Denmark and Germany came out as the winners of the European Union's single market in a study released on Monday.
For every year between 1992 and 2012, Danes’ average annual incomes were €500 (3,730 kroner) higher than they would have been without the single market, a study by the German think-tank Bertelsmann Foundation found. The income increase was the highest of the 15 countries that joined the single market in the 1990s.
That means in 2012, GDP per person was 2.0 percent higher than it would have been without integration – the second highest figure of the EU countries.
Only Germany’s 2.3 percent increase was better, but the Danes’ average €500 per capita income gain was higher than the Germans’ €450 increase.
The single market guarantees free movement of goods, persons and services, as well as of capital and payment transactions across national borders.

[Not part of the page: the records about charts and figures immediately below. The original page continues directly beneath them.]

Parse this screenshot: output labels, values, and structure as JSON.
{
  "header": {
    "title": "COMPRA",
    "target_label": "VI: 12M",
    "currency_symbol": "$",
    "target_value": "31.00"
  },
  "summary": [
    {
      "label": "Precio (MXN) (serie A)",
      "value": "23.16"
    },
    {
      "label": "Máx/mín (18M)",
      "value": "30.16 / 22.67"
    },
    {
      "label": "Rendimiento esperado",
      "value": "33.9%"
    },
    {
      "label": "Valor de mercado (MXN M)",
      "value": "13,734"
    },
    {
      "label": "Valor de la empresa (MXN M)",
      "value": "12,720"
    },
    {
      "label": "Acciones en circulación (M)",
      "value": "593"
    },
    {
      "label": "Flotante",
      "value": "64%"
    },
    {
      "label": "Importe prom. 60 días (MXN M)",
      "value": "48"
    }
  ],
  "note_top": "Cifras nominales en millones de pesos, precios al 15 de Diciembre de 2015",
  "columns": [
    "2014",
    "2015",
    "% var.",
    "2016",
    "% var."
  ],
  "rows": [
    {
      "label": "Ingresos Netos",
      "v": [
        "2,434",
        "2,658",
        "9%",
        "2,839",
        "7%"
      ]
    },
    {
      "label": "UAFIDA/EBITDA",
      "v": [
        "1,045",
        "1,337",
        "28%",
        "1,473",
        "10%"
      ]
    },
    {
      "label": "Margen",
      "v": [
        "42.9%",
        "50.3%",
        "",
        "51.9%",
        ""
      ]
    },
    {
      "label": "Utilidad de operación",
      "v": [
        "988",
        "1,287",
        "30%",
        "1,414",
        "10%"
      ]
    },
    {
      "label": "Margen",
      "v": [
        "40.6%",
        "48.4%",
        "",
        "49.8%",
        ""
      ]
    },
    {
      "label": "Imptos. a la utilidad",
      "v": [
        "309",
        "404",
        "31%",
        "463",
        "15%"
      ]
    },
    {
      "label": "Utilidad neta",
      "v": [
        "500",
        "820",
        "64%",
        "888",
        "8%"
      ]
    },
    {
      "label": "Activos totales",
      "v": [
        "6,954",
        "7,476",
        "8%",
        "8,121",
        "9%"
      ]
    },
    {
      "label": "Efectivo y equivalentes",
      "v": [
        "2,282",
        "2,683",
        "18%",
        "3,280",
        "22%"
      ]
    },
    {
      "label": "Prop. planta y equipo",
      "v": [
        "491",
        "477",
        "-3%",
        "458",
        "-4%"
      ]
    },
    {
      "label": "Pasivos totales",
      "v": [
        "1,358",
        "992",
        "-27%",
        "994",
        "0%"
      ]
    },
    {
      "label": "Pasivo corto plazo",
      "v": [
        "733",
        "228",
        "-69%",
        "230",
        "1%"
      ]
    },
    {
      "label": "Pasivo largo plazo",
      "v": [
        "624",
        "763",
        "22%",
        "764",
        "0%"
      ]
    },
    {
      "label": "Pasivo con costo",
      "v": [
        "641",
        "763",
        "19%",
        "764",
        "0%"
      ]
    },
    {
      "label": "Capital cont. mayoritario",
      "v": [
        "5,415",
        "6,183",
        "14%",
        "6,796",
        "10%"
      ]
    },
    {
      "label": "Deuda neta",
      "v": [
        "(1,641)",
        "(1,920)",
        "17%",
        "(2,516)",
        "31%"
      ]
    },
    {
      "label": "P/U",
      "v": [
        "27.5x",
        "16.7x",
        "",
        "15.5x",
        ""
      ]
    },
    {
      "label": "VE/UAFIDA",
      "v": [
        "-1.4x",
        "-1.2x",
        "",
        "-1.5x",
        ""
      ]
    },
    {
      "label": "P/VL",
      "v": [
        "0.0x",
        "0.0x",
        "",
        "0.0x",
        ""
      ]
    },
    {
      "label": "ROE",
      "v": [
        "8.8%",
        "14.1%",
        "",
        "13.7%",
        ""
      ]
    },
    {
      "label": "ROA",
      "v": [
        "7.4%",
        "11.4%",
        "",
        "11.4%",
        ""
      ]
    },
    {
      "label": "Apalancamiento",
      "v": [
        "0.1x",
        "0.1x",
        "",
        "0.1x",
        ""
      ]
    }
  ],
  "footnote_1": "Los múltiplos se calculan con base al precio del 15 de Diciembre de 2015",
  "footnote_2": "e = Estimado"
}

The study found that economic integration increased in almost all of the 15 states that joined the European single market in the 1990s, resulting in income gains in every national economy.
Only Luxembourg was not assessed because of "major data gaps".
Greece was the only country with a mixed picture of the benefits brought by the EU, the study said.
Taken alone, Greeks' annual incomes rose by an average of just €70 each year over the 20-year period.
Yet in real terms, incomes were found to have fallen by €190 in this time due to the nation's dramatic economic crisis.
The United Kingdom has also failed to take as much advantage of the single market as it could have. Incomes in the UK rose an average of just €10 a year thanks to the single market.